SAWT BEIRUT INTERNATIONAL

| 30 November 2022, Wednesday |

Des Irakiens sont retrouvés coincés à la frontière de la Pologne

Ils venaient de pays du Moyen-Orient, coupant des kilomètres dans les airs, les bloquant à la frontière entre la Biélorussie et la Pologne. Des milliers de migrants, pour la plupart irakiens, qui sont coincés à la frontière depuis plusieurs semaines, vivent dans des températures inférieures à zéro la nuit.

La crise des migrants qui a éclaté entre les deux pays ces dernières semaines sans calme a suspendu le sort de milliers de personnes qui espéraient autrefois chercher un avenir meilleur en dehors de leur pays, mais les vents européens sont restés sans réponse aux navires de leurs rêves.

Semaines en plein air.

Cependant, leur tragédie n’était pas seulement qu’ils attendaient des semaines à l’air libre avec leurs enfants et leurs femmes, mais aussi qu’ils payaient le voyage, bien que leur voyage ait souvent commencé par des « offres de voyage complètes » d’entreprises spécialisées.

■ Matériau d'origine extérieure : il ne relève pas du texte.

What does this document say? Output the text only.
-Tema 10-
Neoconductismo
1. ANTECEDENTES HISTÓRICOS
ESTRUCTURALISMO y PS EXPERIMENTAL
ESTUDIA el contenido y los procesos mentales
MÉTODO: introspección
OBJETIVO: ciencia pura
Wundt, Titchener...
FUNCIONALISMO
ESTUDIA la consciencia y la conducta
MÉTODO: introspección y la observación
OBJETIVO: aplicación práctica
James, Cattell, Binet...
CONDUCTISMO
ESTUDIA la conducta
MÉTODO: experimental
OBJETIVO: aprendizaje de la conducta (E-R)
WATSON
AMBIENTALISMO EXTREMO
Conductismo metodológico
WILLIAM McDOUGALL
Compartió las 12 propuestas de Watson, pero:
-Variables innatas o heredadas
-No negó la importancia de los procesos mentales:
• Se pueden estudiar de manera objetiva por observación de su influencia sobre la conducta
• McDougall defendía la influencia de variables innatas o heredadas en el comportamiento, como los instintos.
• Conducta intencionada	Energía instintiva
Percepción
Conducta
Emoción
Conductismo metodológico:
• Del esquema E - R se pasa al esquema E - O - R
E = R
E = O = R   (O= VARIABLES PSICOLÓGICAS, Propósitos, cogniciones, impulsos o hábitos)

« Nous sommes fatigués et souffrons de la maladie », a déclaré Bakr, un ressortissant irakien de 28 ans d’Anbar, contrairement à des milliers de migrants kurdes irakiens campant du côté biélorusse dans des conditions épouvantables.

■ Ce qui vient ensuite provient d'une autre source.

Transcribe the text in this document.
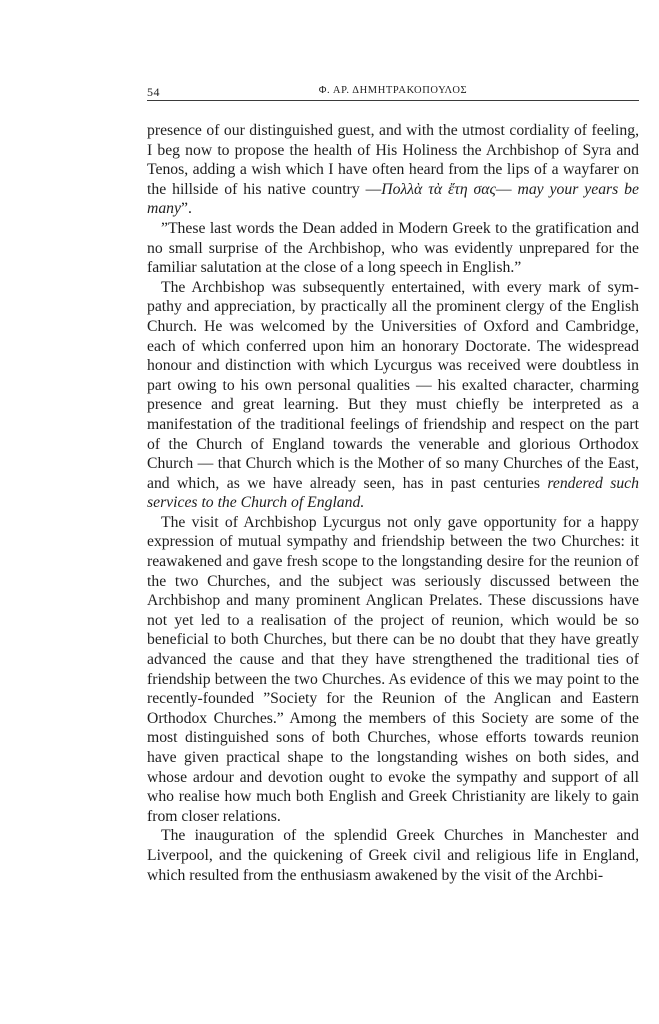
54	Φ. ΑΡ. ΔΗΜΗΤΡΑΚΟΠΟΥΛΟΣ

presence of our distinguished guest, and with the utmost cordiality of feeling, I beg now to propose the health of His Holiness the Archbishop of Syra and Tenos, adding a wish which I have often heard from the lips of a wayfarer on the hillside of his native country —Πολλὰ τὰ ἔτη σας— may your years be many”.

”These last words the Dean added in Modern Greek to the gratification and no small surprise of the Archbishop, who was evidently unprepared for the familiar salutation at the close of a long speech in English.”

The Archbishop was subsequently entertained, with every mark of sympathy and appreciation, by practically all the prominent clergy of the English Church. He was welcomed by the Universities of Oxford and Cambridge, each of which conferred upon him an honorary Doctorate. The widespread honour and distinction with which Lycurgus was received were doubtless in part owing to his own personal qualities — his exalted character, charming presence and great learning. But they must chiefly be interpreted as a manifestation of the traditional feelings of friendship and respect on the part of the Church of England towards the venerable and glorious Orthodox Church — that Church which is the Mother of so many Churches of the East, and which, as we have already seen, has in past centuries rendered such services to the Church of England.

The visit of Archbishop Lycurgus not only gave opportunity for a happy expression of mutual sympathy and friendship between the two Churches: it reawakened and gave fresh scope to the longstanding desire for the reunion of the two Churches, and the subject was seriously discussed between the Archbishop and many prominent Anglican Prelates. These discussions have not yet led to a realisation of the project of reunion, which would be so beneficial to both Churches, but there can be no doubt that they have greatly advanced the cause and that they have strengthened the traditional ties of friendship between the two Churches. As evidence of this we may point to the recently-founded ”Society for the Reunion of the Anglican and Eastern Orthodox Churches.” Among the members of this Society are some of the most distinguished sons of both Churches, whose efforts towards reunion have given practical shape to the longstanding wishes on both sides, and whose ardour and devotion ought to evoke the sympathy and support of all who realise how much both English and Greek Christianity are likely to gain from closer relations.

The inauguration of the splendid Greek Churches in Manchester and Liverpool, and the quickening of Greek civil and religious life in England, which resulted from the enthusiasm awakened by the visit of the Archbi-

Nous avons payé beaucoup d’argent.

« Nous sommes arrivés ici avec un visa de touriste il y a environ une semaine, à travers un pays autre que l’Irak, certains d’entre nous ont payé 3.000 dollars, tandis que d’autres ont payé jusqu’à 35.000 dollars à des bureaux organisant des voyages touristiques depuis Bagdad »,il a déclaré à l’AFP par téléphone.

« Je suis prêt à aller dans n’importe quel pays qui nous accepte, moi et mes trois enfants », a déclaré Sanker, un Kurde irakien.

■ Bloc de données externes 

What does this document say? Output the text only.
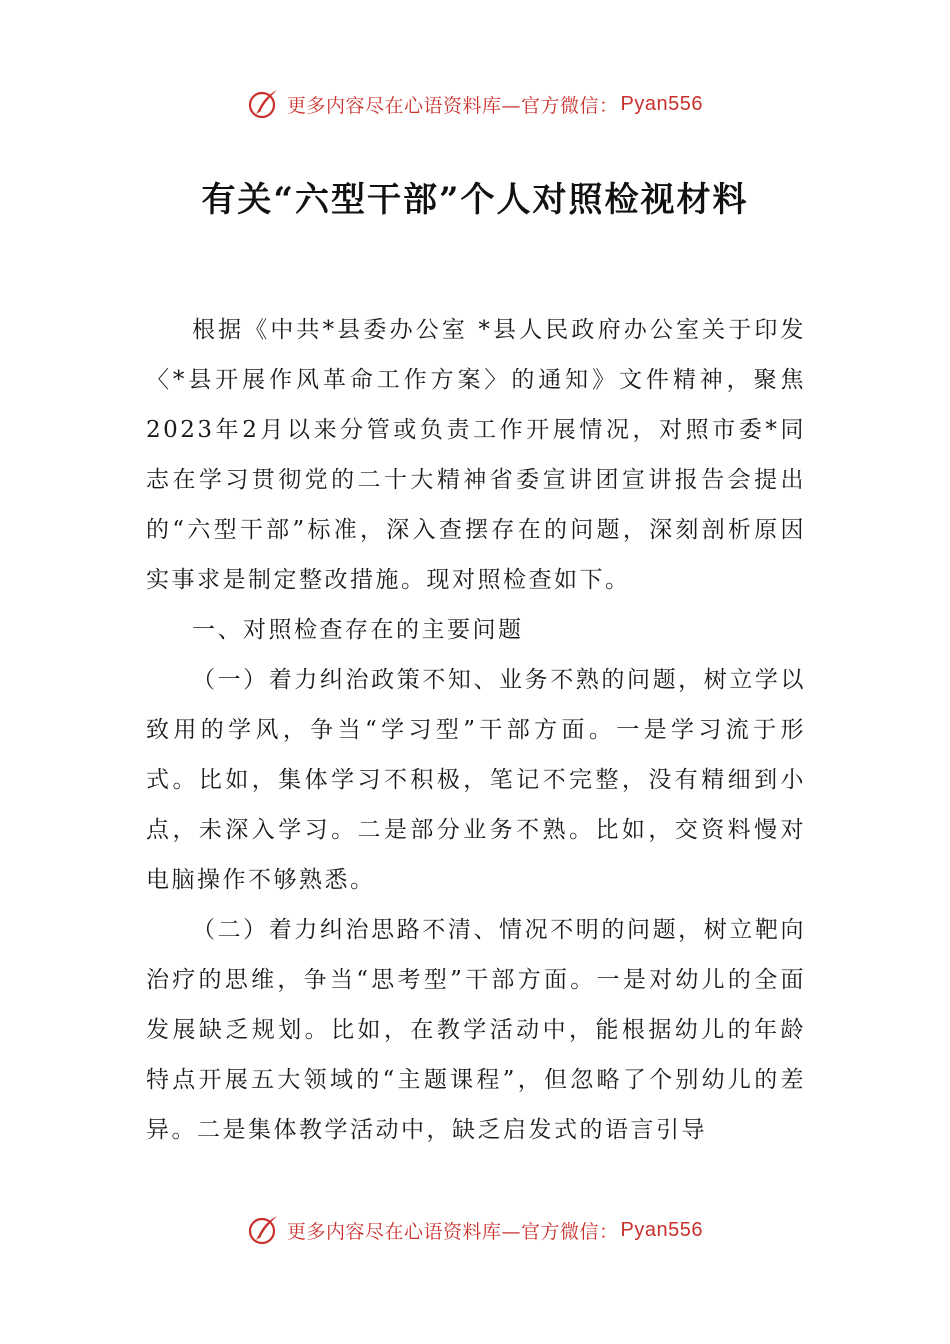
更多内容尽在心语资料库—官方微信： Pyan556
有关“六型干部”个人对照检视材料

根据《中共*县委办公室 *县人民政府办公室关于印发〈*县开展作风革命工作方案〉的通知》文件精神，聚焦2023年2月以来分管或负责工作开展情况，对照市委*同志在学习贯彻党的二十大精神省委宣讲团宣讲报告会提出的“六型干部”标准，深入查摆存在的问题，深刻剖析原因实事求是制定整改措施。现对照检查如下。

一、对照检查存在的主要问题

（一）着力纠治政策不知、业务不熟的问题，树立学以致用的学风，争当“学习型”干部方面。一是学习流于形式。比如，集体学习不积极，笔记不完整，没有精细到小点，未深入学习。二是部分业务不熟。比如，交资料慢对电脑操作不够熟悉。

（二）着力纠治思路不清、情况不明的问题，树立靶向治疗的思维，争当“思考型”干部方面。一是对幼儿的全面发展缺乏规划。比如，在教学活动中，能根据幼儿的年龄特点开展五大领域的“主题课程”，但忽略了个别幼儿的差异。二是集体教学活动中，缺乏启发式的语言引导

更多内容尽在心语资料库—官方微信： Pyan556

A Bagdad, l’un des responsables des voyagistes, qui a préféré ne pas être nommé, a déclaré à l’AFP que « tout se passe maintenant par la Russie ». « Le visa touristique russe vaut 700 $, tandis que le passager a besoin d’une invitation et d’un sponsor. Il faut environ 10 jours pour les obtenir.

Il a déclaré « Une fois que les voyageurs arrivent en Russie, les passeurs les font passer clandestinement par voie terrestre jusqu’à la frontière avec la Biélorussie pour 500 dollars ». Ainsi, le voyage vaut environ 2 000 dollars, un montant important avec un salaire moyen en Irak d’environ 300 dollars.
3 500 $ à 4 000 000 $

Selon Mira Jassim Bakr, une chercheuse irakienne spécialisée dans les flux migratoires kurdes irakiens, Ankara est devenue la « plate-forme » pour l’obtention de visas, notant que les Kurdes irakiens fournissent souvent leurs passeports aux agents de voyages qui envoient des documents aux délégués dans la capitale turque, où les visas biélorusses sont délivrés.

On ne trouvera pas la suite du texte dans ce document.